China's forex reserves down by record $93.9bn

© Kim Kyung-Hoon
China’s foreign exchange reserves fell to $3.56 trillion last month as the country’s central bank intervened in the currency market to prop up the yuan and prevent capital outflow.

The reserves were down by almost $94 billion from July, plunging for four consecutive months, the People’s Bank of China (PBOC) said on Monday.

The multibillion cutback is the sharpest monthly drop in reserves on record. China’s FX reserves, which have been falling from last year’s June peak of $3.99 trillion, stood at $3.65 trillion in July.

READ MORE: China stages biggest currency devaluation in 20 yrs to revive exports

The Central Bank of China increased its intervention to stabilize the national currency after the yuan’s devaluation in August. Since then the bank has been selling its dollar holdings to prevent the currency from sliding further, and to stop the accelerated outflows. Beijing stepped up efforts as investors started taking money out of the country due to growing concerns over the world’s second largest economy.

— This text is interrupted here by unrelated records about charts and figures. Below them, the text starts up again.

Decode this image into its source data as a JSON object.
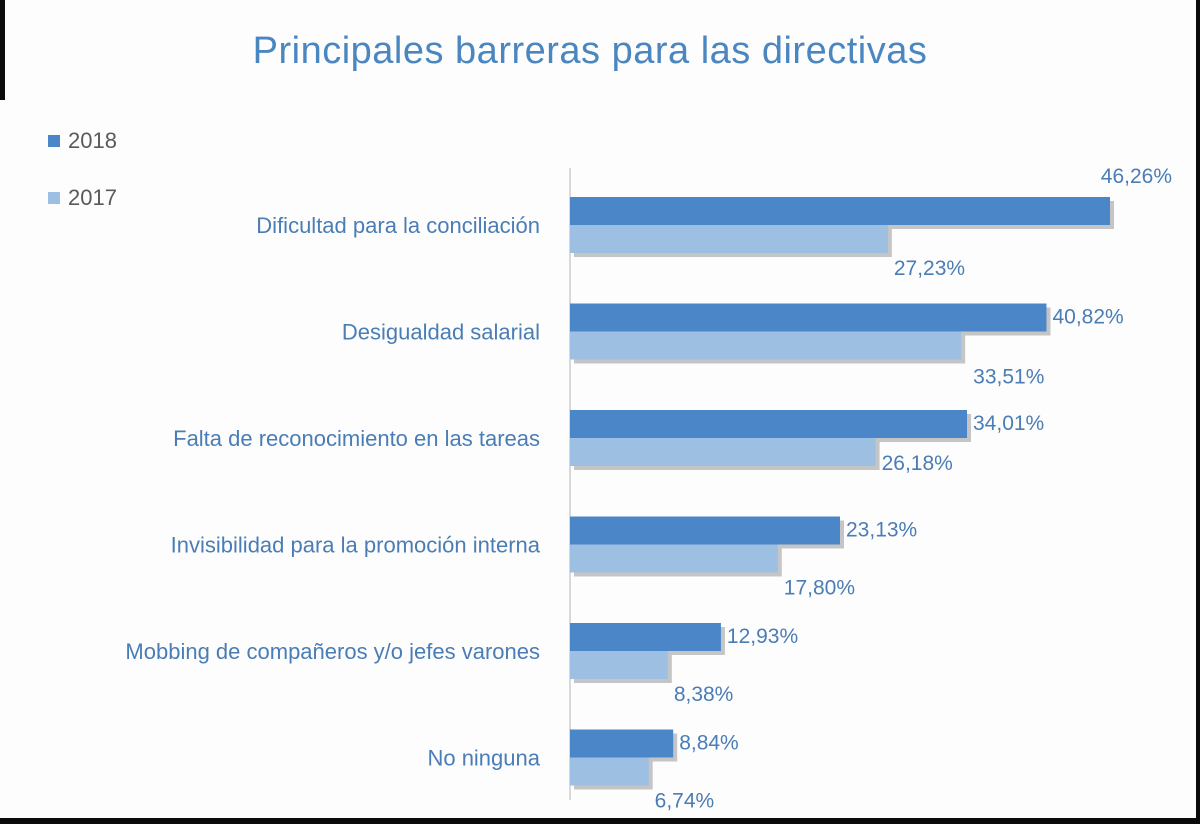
{
  "chart_data": {
    "type": "bar",
    "orientation": "horizontal",
    "title": "Principales barreras para las directivas",
    "categories": [
      "Dificultad para la conciliación",
      "Desigualdad salarial",
      "Falta de reconocimiento en las tareas",
      "Invisibilidad para la promoción interna",
      "Mobbing de compañeros y/o jefes varones",
      "No ninguna"
    ],
    "series": [
      {
        "name": "2018",
        "color": "#4a86c8",
        "values": [
          46.26,
          40.82,
          34.01,
          23.13,
          12.93,
          8.84
        ],
        "labels": [
          "46,26%",
          "40,82%",
          "34,01%",
          "23,13%",
          "12,93%",
          "8,84%"
        ]
      },
      {
        "name": "2017",
        "color": "#9dbfe2",
        "values": [
          27.23,
          33.51,
          26.18,
          17.8,
          8.38,
          6.74
        ],
        "labels": [
          "27,23%",
          "33,51%",
          "26,18%",
          "17,80%",
          "8,38%",
          "6,74%"
        ]
      }
    ],
    "xlabel": "",
    "ylabel": "",
    "xlim": [
      0,
      46.26
    ],
    "grid": false,
    "legend": "top-left"
  }
}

"Further intervention can be expected as China reiterates to maintain a 'stable currency'," Hao Zhou, an analyst at Commerzbank told the Financial Times.

READ MORE: Markets slide with China’s manufacturing down to 6-year low

Beijing has been struggling to boost its cooling economy and more than a 40 percent stock market slump since the middle of June. In August, the country’s manufacturing sector fell to its lowest level in six years. The disappointing data has rattled investors, causing financial markets to drop around the world.

The Chinese government cut interest rates for the fifth time since November and pledged to support the market by buying stocks. But all efforts by Beijing to stabilize its faltering economy have so far failed.